The Sweet Truth About Sweets: Candy-Making at Home

With Halloween around the corner (by which I mean on the other side of the weekend), it seemed like a good time to revisit a sweet topic on the blog:

CANDY!!!

In the days before brightly colored bags of candy in store aisles, candy-making was a home activity. It took a set of tools, a set of skills, and, based on my own limited experience, a great deal of patience. And, since I’m certainly no expert, we’re revisiting an authority on many things in the late 19th/early 20th century, Sarah Tyson Rorer (see previous posts about her here and here).

In 1889, Rorer’s Home Candy Making was published. It wasn’t the first manual of its kind, but it is one of the earliest volumes we have in Special Collections specifically dedicated to candy-making.
Candy in the pre-mass-produced era usually fell into some standard categories which had a lot of variation within them.
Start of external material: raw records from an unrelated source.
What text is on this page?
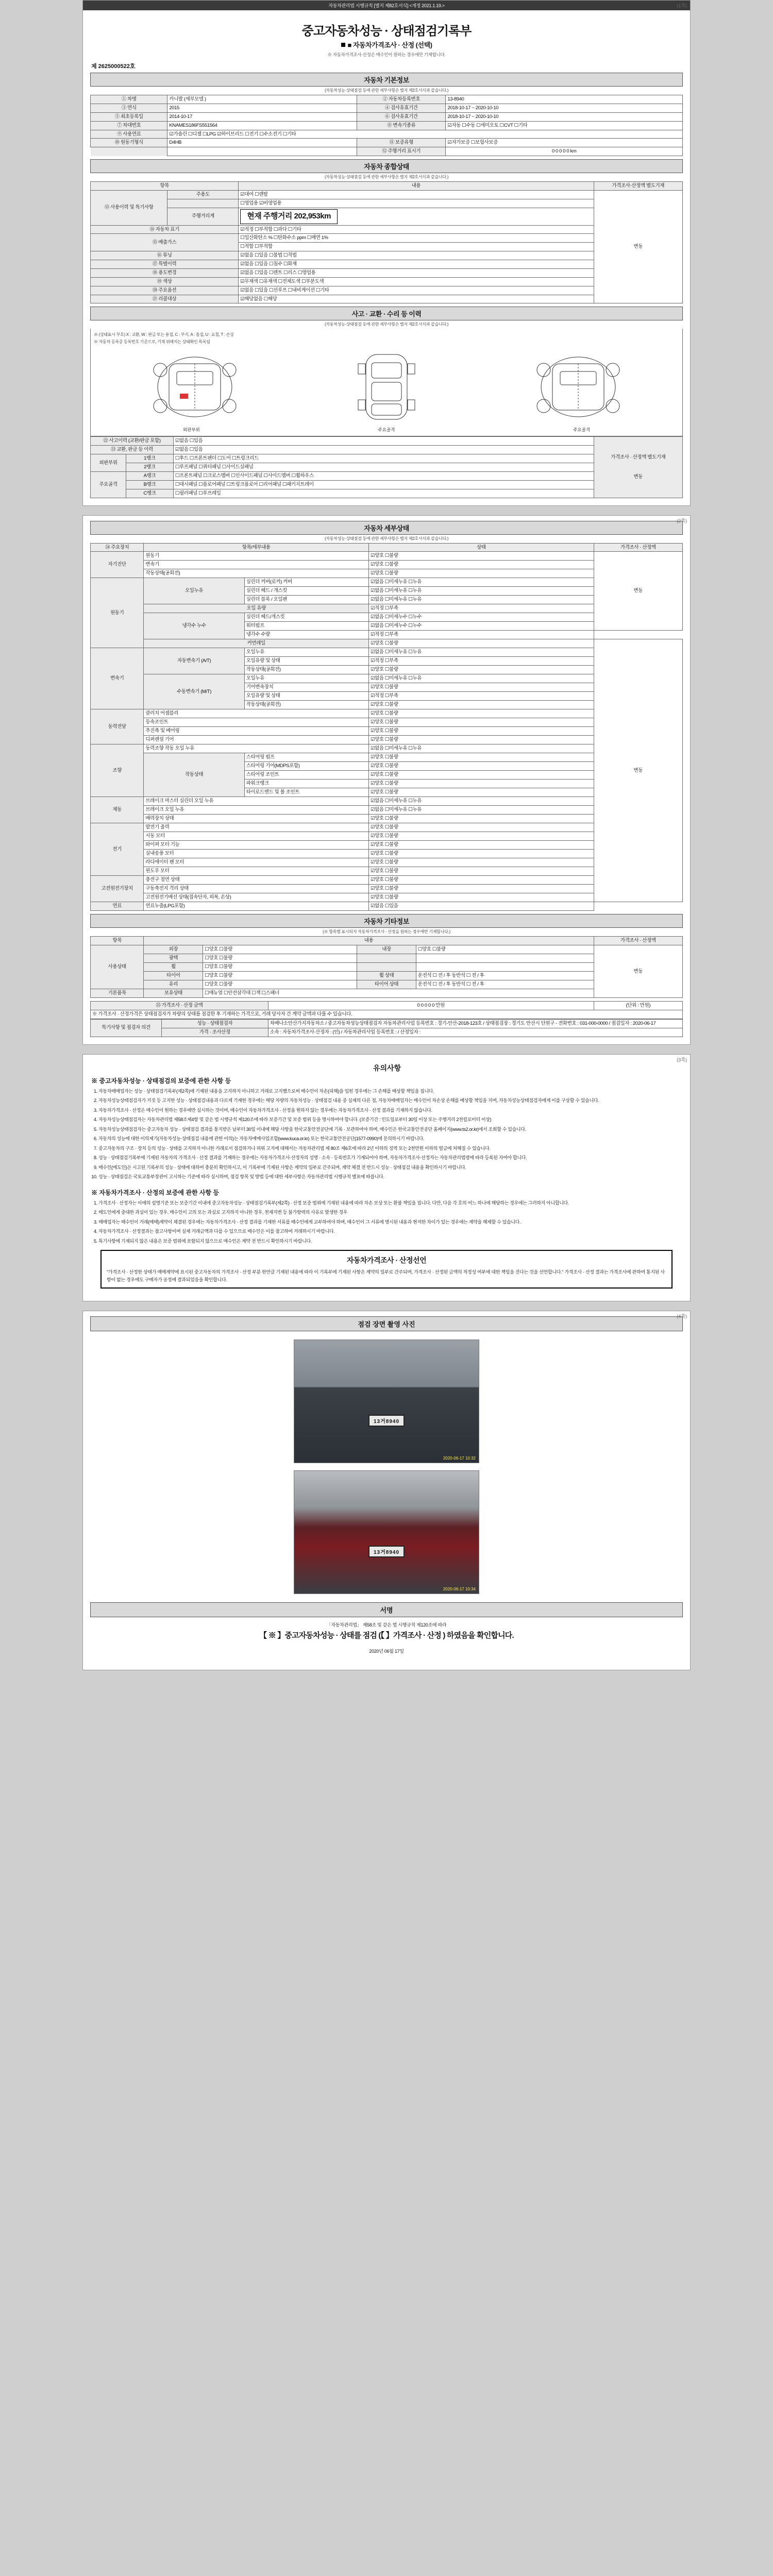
자동차관리법 시행규칙 [별지 제82호서식] <개정 2021.1.19.>	(1쪽)
중고자동차성능 · 상태점검기록부
■ 자동차가격조사 · 산정 (선택)
※ 자동차가격조사·산정은 매수인이 원하는 경우에만 기재합니다.
제 2625000522호
자동차 기본정보
(자동차성능·상태점검 등에 관한 세부사항은 별지 제2호서식과 같습니다.)
① 차명	카니발 (세부모델 )	② 자동차등록번호	13-8940
③ 연식	2015	④ 검사유효기간	2018-10-17 ~ 2020-10-10
⑤ 최초등록일	2014-10-17	⑥ 검사유효기간	2018-10-17 ~ 2020-10-10
⑦ 차대번호	KNAMES186FS551564	⑧ 변속기종류	☑자동 ☐수동 ☐세미오토 ☐CVT ☐기타
⑨ 사용연료	☑가솔린 ☐디젤 ☐LPG ☑하이브리드 ☐전기 ☐수소전기 ☐기타		
⑩ 원동기형식	D4HB	⑪ 보증유형	☑자가보증 ☐보험사보증
		⑫ 주행거리 표시기	0 0 0 0 0 km
자동차 종합상태
(자동차성능·상태점검 등에 관한 세부사항은 별지 제2호서식과 같습니다.)
항목		내용	가격조사·산정액 별도기재
⑬ 사용이력 및 특기사항	주용도	☑대여 ☐렌탈	변동
		☐영업용 ☑비영업용	
	주행거리계	현재 주행거리 202,953km	
⑭ 자동차 표기		☑적정 ☐부적합 ☐과다 ☐기타	
⑮ 배출가스		☐일산화탄소 % ☐탄화수소 ppm ☐매연 1%	
		☐적합 ☐부적합	
⑯ 튜닝		☑없음 ☐있음 ☐불법 ☐적법	
⑰ 특별이력		☑없음 ☐있음 ☐침수 ☐화재	
⑱ 용도변경		☑없음 ☐있음 ☐렌트 ☐리스 ☐영업용	
⑲ 색상		☑무채색 ☐유채색 ☐전체도색 ☐부분도색	
⑳ 주요옵션		☑없음 ☐있음 ☐선루프 ☐내비게이션 ☐기타	
㉑ 리콜대상		☑해당없음 ☐해당	
사고 · 교환 · 수리 등 이력
(자동차성능·상태점검 등에 관한 세부사항은 별지 제2호서식과 같습니다.)
※ (상태표시 부호) X : 교환, W : 판금 또는 용접, C : 부식, A : 흠집, U : 요철, T : 손상
※ 자동차 등록증 등록번호 기준으로, 기재 위해지는 상태확인 목록임
외판부위	주요골격	주요골격
㉒ 사고이력 (교환/판금 포함)		☑없음 ☐있음	가격조사 · 산정액 별도기재
변동

㉓ 교환, 판금 등 이력		☑없음 ☐있음	
외판부위	1랭크	☐후드 ☐프론트펜더 ☐도어 ☐트렁크리드	
	2랭크	☐루프패널 ☐쿼터패널 ☐사이드실패널	
주요골격	A랭크	☐프론트패널 ☐크로스멤버 ☐인사이드패널 ☐사이드멤버 ☐휠하우스	
	B랭크	☐대시패널 ☐플로어패널 ☐트렁크플로어 ☐리어패널 ☐패키지트레이	
	C랭크	☐필러패널 ☐루프레일	
(2쪽)
자동차 세부상태
(자동차성능·상태점검 등에 관한 세부사항은 별지 제2호서식과 같습니다.)
㉔ 주요장치	항목/세부내용		상태	가격조사 · 산정액
자기진단	원동기		☑양호 ☐불량	변동
	변속기		☑양호 ☐불량	
	작동상태(공회전)		☑양호 ☐불량	
원동기	오일누유	실린더 커버(로커) 커버	☑없음 ☐미세누유 ☐누유	
		실린더 헤드 / 개스킷	☑없음 ☐미세누유 ☐누유	
		실린더 블록 / 오일팬	☑없음 ☐미세누유 ☐누유	
	오일 유량		☑적정 ☐부족	
	냉각수 누수	실린더 헤드/개스킷	☑없음 ☐미세누수 ☐누수	
		워터펌프	☑없음 ☐미세누수 ☐누수	
		냉각수 수량	☑적정 ☐부족	
	커먼레일		☑양호 ☐불량	변동
변속기	자동변속기 (A/T)	오일누유	☑없음 ☐미세누유 ☐누유	
		오일유량 및 상태	☑적정 ☐부족	
		작동상태(공회전)	☑양호 ☐불량	
	수동변속기 (M/T)	오일누유	☑없음 ☐미세누유 ☐누유	
		기어변속장치	☑양호 ☐불량	
		오일유량 및 상태	☑적정 ☐부족	
		작동상태(공회전)	☑양호 ☐불량	
동력전달	클러치 어셈블리		☑양호 ☐불량	
	등속조인트		☑양호 ☐불량	
	추진축 및 베어링		☑양호 ☐불량	
	디퍼렌셜 기어		☑양호 ☐불량	
조향	동력조향 작동 오일 누유		☑없음 ☐미세누유 ☐누유	
	작동상태	스티어링 펌프	☑양호 ☐불량	
		스티어링 기어(MDPS포함)	☑양호 ☐불량	
		스티어링 조인트	☑양호 ☐불량	
		파워크랭크	☑양호 ☐불량	
		타이로드엔드 및 볼 조인트	☑양호 ☐불량	
제동	브레이크 마스터 실린더 오일 누유		☑없음 ☐미세누유 ☐누유	
	브레이크 오일 누유		☑없음 ☐미세누유 ☐누유	
	배력장치 상태		☑양호 ☐불량	
전기	발전기 출력		☑양호 ☐불량	
	시동 모터		☑양호 ☐불량	
	와이퍼 모터 기능		☑양호 ☐불량	
	실내송풍 모터		☑양호 ☐불량	
	라디에이터 팬 모터		☑양호 ☐불량	
	윈도우 모터		☑양호 ☐불량	
고전원전기장치	충전구 절연 상태		☑양호 ☐불량	
	구동축전지 격리 상태		☑양호 ☐불량	
	고전원전기배선 상태(접속단자, 피복, 손상)		☑양호 ☐불량	
연료	연료누출(LPG포함)		☑없음 ☐있음	
자동차 기타정보
(※ 항목별 표시되지 자동차가격조사 · 산정을 원하는 경우에만 기재합니다.)
항목	내용				가격조사 · 산정액
사용상태	외장	☐양호 ☐불량	내장	☐양호 ☐불량	변동
	광택	☐양호 ☐불량			
	휠	☐양호 ☐불량			
	타이어	☐양호 ☐불량	휠 상태	운전석 ☐ 전 / 후 동반석 ☐ 전 / 후	
	유리	☐양호 ☐불량	타이어 상태	운전석 ☐ 전 / 후 동반석 ☐ 전 / 후	
기본품목	보유상태	☐매뉴얼 ☐안전삼각대 ☐잭 ☐스패너			
㉕ 가격조사 · 산정 금액	0 0 0 0 0 만원	(단위 : 만원)
※ 가격조사 · 산정가격은 상태점검자가 차량의 상태를 점검한 후 기재하는 가격으로, 거래 당사자 간 계약 금액과 다를 수 있습니다.
특기사항 및 점검자 의견	성능 · 상태점검자	차배나소안산가지자동차소 / 중고자동차성능상태점검자 자동차관리사업 등록번호 : 경기-안산-2018-123호 / 상태점검장 : 경기도 안산시 단원구 - 전화번호 : 031-000-0000 / 점검일자 : 2020-06-17
	가격 · 조사산정	소속 : 자동차가격조사·산정자 : (인) / 자동차관리사업 등록번호 : / 산정일자 :
(3쪽)
유의사항
※ 중고자동차성능 · 상태점검의 보증에 관한 사항 등
1. 자동차매매업자는 성능 · 상태점검기록부(제2쪽)에 기재된 내용을 고지하지 아니하고 거래로 고지했으로써 매수인이 차손(피해)을 입힌 경우에는 그 손해를 배상할 책임을 집니다.
2. 자동차성능상태점검자가 거짓 등 고지한 성능 · 상태점검내용과 다르게 기재한 경우에는 해당 차량의 자동차성능 · 상태점검 내용 중 실제의 다른 점, 자동차매매업자는 매수인이 차손상 손해를 배상할 책임을 지며, 자동차성능상태점검자에게 이를 구상할 수 있습니다.
3. 자동차가격조사 · 산정은 매수인이 원하는 경우에만 실시하는 것이며, 매수인이 자동차가격조사 · 산정을 원하지 않는 경우에는 자동차가격조사 · 산정 결과를 기재하지 않습니다.
4. 자동차성능상태점검자는 자동차관리법 제58조제4항 및 같은 법 시행규칙 제120조에 따라 보증기간 및 보증 범위 등을 명시하여야 합니다. (보증기간 : 인도일로부터 30일 이상 또는 주행거리 2천킬로미터 이상)
5. 자동차성능상태점검자는 중고자동차 성능 · 상태점검 결과를 통지받은 날부터 30일 이내에 해당 사항을 한국교통안전공단에 기록 · 보관하여야 하며, 매수인은 한국교통안전공단 홈페이지(www.ts2.or.kr)에서 조회할 수 있습니다.
6. 자동차의 성능에 대한 이의제기(자동차성능·상태점검 내용에 관한 이의)는 자동차매매사업조합(www.kuca.or.kr) 또는 한국교통안전공단(1577-0990)에 문의하시기 바랍니다.
7. 중고자동차의 구조 · 장치 등의 성능 · 상태를 고지하지 아니한 거래로서 점검하거나 허위 고지에 대해서는 자동차관리법 제 80조 제6호에 따라 2년 이하의 징역 또는 2천만원 이하의 벌금에 처해질 수 있습니다.
8. 성능 · 상태점검기록부에 기재된 자동차의 가격조사 · 산정 결과를 기재하는 경우에는 자동차가격조사·산정자의 성명 · 소속 · 등록번호가 기재되어야 하며, 자동차가격조사·산정자는 자동차관리법령에 따라 등록된 자여야 합니다.
9. 매수인(매도인)은 시고된 기록부의 성능 · 상태에 대하여 충분히 확인하시고, 이 기록부에 기재된 사항은 계약의 일부로 간주되며, 계약 체결 전 반드시 성능 · 상태점검 내용을 확인하시기 바랍니다.
10. 성능 · 상태점검은 국토교통부장관이 고시하는 기준에 따라 실시하며, 점검 항목 및 방법 등에 대한 세부사항은 자동차관리법 시행규칙 별표에 따릅니다.
※ 자동차가격조사 · 산정의 보증에 관한 사항 등
1. 가격조사 · 산정자는 이에의 설명기준 또는 보증기간 이내에 중고자동차성능 · 상태점검기록부(제2쪽) · 산정 보증 범위에 기재된 내용에 따라 차손 보상 또는 환불 책임을 집니다. 다만, 다음 각 호의 어느 하나에 해당하는 경우에는 그러하지 아니합니다.
2. 매도인에게 중대한 과실이 있는 경우, 매수인이 고의 또는 과실로 고지하지 아니한 경우, 천재지변 등 불가항력의 사유로 발생한 경우
3. 매매업자는 매수인이 거래(매매)계약이 체결된 경우에는 자동차가격조사 · 산정 결과를 기재한 서류를 매수인에게 교부하여야 하며, 매수인이 그 서류에 명시된 내용과 현저한 차이가 있는 경우에는 계약을 해제할 수 있습니다.
4. 자동차가격조사 · 산정결과는 참고사항이며 실제 거래금액과 다를 수 있으므로 매수인은 이를 참고하여 거래하시기 바랍니다.
5. 특기사항에 기재되지 않은 내용은 보증 범위에 포함되지 않으므로 매수인은 계약 전 반드시 확인하시기 바랍니다.
자동차가격조사 · 산정선언
"가격조사 · 산정한 상태가 매매계약에 표시된 중고자동차의 가격조사 · 산정 부분 한만큼 기재된 내용에 따라 이 기록부에 기재된 사항은 계약의 일부로 간주되며, 가격조사 · 산정된 금액의 적정성 여부에 대한 책임을 진다는 것을 선언합니다." 가격조사 · 산정 결과는 가격조사에 관하여 통지된 사항이 없는 경우에도 구매자가 공정에 결과되었음을 확인합니다.
(4쪽)
점검 장면 촬영 사진
13거8940
2020-06-17 10:32
13거8940
2020-06-17 10:34
서명
「자동차관리법」 제58조 및 같은 법 시행규칙 제120조에 따라
【 ※ 】중고자동차성능 · 상태를 점검 (【 】가격조사 · 산정 ) 하였음을 확인합니다.
2020년 06월 17일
You’ll commonly see creams, glacés, nougats, caramels, drops (essentially hard candies), and taffy.

Following the table of contents, Rorer’s book has a few general rules for candy-making, which, if you delve into candy-making today, still hold true. Unlike some aspects of cooking and techniques, home candy-making today is pretty much the way is was 100+ years ago and not all that different from candy-making in previous, except maybe for the addition of the candy thermometer later on.
The book includes directions for making colorings at home using ingredients, as Rorer specifically advises against what she calls “colorings of commerce” (in other words, commercially produced ones). Her colors rely on an array of ingredients from just sugar and water to saffron, spinach, and cochineal. On a side note, at some point, someone stored a newspaper clipping in this volume, causing one of the pages to discolor–we see that a lot in Special Collections!
A few sample recipes from the section on cream candies and confections, including those flavored with coffee or tea, and those filled with fruit.
Some recipes from the section on taffy, which also includes candies using molasses and, interestingly, a recipe for cough drops.
In addition to more taffy and some fruit caramels, these pages also include a recipe for “chocolate chips.” These are a far cry from the chocolate chips we so often use for cookies today. Rather, they are a brittle hard candy coated in chocolate or chocolate fondant.
Toward the end of the book, there are about 10 blank pages labeled “Additional Recipes.” The idea, of course, is that home candy-makers would record their own recipes. As Rorer points out in the section on creamed confections: “This class is without limit if one has any inventiveness; one variety seems to suggest another.” But that inventiveness can be applied more broadly to all the categories in the book–once one has practiced and mastered the techniques, of course. Sadly, the previous owner(s) of our copy did not include an original recipes.

Also, because it’s too fun not to share, here’s a bonus recipe from The Tiny Book on Candies (1907):

The Tiny Book of Candies (1907) measures just over 2 inches (5cm) in height (paperclip for scale). It’s surprisingly readable and is part of a series of five “tiny” books, of which Special Collections has almost all.
Among its pages is a recipe for “spun sugar,” which are the thin strands of sugar that can be shaped while still warm. The process isn’t difficult, but it involves the use of some surprising tools: broomsticks, chairs, and wire “dippers.”

Special Collections has close to 50 books in the culinary collection that are devoted to the topic of candy and confections. Beyond that, we have hundreds of recipe books and other materials that touch on the subject to vary degrees. So, whatever you sweet-tooth, we probably have something to satisfy it for this Halloween and every other time of year.